Tahar Zbiri va davantage s’appuyer sur quelques chefs de bataillon qui lui sont restés loyaux jusqu’à la fin. On citera notamment : le lieutenant Layachi Houasnia, chef de bataillon blindé à Chlef, natif de Souk-Ahras et ancien moudjahi de l’ALN à la base de l’Est ; le lieutenant Maammar Kara, chef du bataillon d’infanterie, natif de la wilaya de Mila ; le lieutenant Abdeslam Mebarkia, chef du bataillon mécanique à Miliana, originaire des Aurès ; le lieutenant Salah Guemaoune, professeur-officier à l’école militaire de la DCA, ancien moudjahid de la Wilaya I, originaire de Khenchela ; le lieutenant Ammar Nouioua, professeur-officier à l’école militaire de la défense du territoire, originaire lui aussi de Khenchela, ancien moudjahid des Aurès et enfin le capitaine Moussa Houasnia, responsable du secteur militaire de la wilaya de Blida, originaire de Souk-Ahras. Celui-ci était avec Tahar Zbiri durant la guerre de libération, dans le 3e bataillon à la base de l’Est.
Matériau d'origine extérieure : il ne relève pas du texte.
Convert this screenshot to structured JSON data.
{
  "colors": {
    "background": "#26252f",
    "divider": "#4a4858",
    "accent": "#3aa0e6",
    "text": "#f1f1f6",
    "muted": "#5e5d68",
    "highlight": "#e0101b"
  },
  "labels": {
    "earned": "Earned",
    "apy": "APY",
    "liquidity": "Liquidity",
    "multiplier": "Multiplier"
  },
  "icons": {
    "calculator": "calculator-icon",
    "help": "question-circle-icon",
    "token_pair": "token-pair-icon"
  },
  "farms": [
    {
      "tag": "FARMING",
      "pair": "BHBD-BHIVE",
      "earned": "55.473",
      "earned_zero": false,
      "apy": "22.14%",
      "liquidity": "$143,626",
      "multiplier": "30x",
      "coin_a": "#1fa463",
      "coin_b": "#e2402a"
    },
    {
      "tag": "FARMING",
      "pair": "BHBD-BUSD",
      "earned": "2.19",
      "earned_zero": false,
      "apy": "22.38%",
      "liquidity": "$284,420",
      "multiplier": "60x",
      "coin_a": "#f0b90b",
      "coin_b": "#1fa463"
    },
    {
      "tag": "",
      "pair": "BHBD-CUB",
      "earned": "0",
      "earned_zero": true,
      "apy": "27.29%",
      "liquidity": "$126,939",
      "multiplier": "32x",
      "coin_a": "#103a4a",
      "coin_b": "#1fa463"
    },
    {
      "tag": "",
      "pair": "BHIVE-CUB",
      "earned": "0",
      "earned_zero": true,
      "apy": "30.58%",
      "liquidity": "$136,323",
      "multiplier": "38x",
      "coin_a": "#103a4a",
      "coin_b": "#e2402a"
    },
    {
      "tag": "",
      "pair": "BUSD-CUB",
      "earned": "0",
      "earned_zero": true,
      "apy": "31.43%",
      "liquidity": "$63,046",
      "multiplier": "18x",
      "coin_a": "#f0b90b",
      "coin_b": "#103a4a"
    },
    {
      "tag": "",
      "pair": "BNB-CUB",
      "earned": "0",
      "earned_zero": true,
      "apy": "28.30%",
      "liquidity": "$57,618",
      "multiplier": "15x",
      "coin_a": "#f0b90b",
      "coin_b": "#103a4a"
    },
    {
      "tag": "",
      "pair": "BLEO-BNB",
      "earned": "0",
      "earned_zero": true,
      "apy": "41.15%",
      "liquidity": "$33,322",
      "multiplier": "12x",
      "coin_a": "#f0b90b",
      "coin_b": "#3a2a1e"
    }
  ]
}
Outre les officiers susnommés, l’indomptable chef d’état-major trouva à ses côtés les chefs historiques de la Wilaya IV (l’Algérois), dont notamment le colonel Youcef El-Khatib dit Si Hassane, qui était à l’époque membre du Conseil de la révolution, et aussi le commandant Lakhdar Bouragaa, qui s’était déjà rebellé contre le pouvoir central dès 1963 en rejoignant les maquis du FFS en Kabylie, en plus de Youcef Benkhrouf, M’hammed Yazid et d’autres personnalités.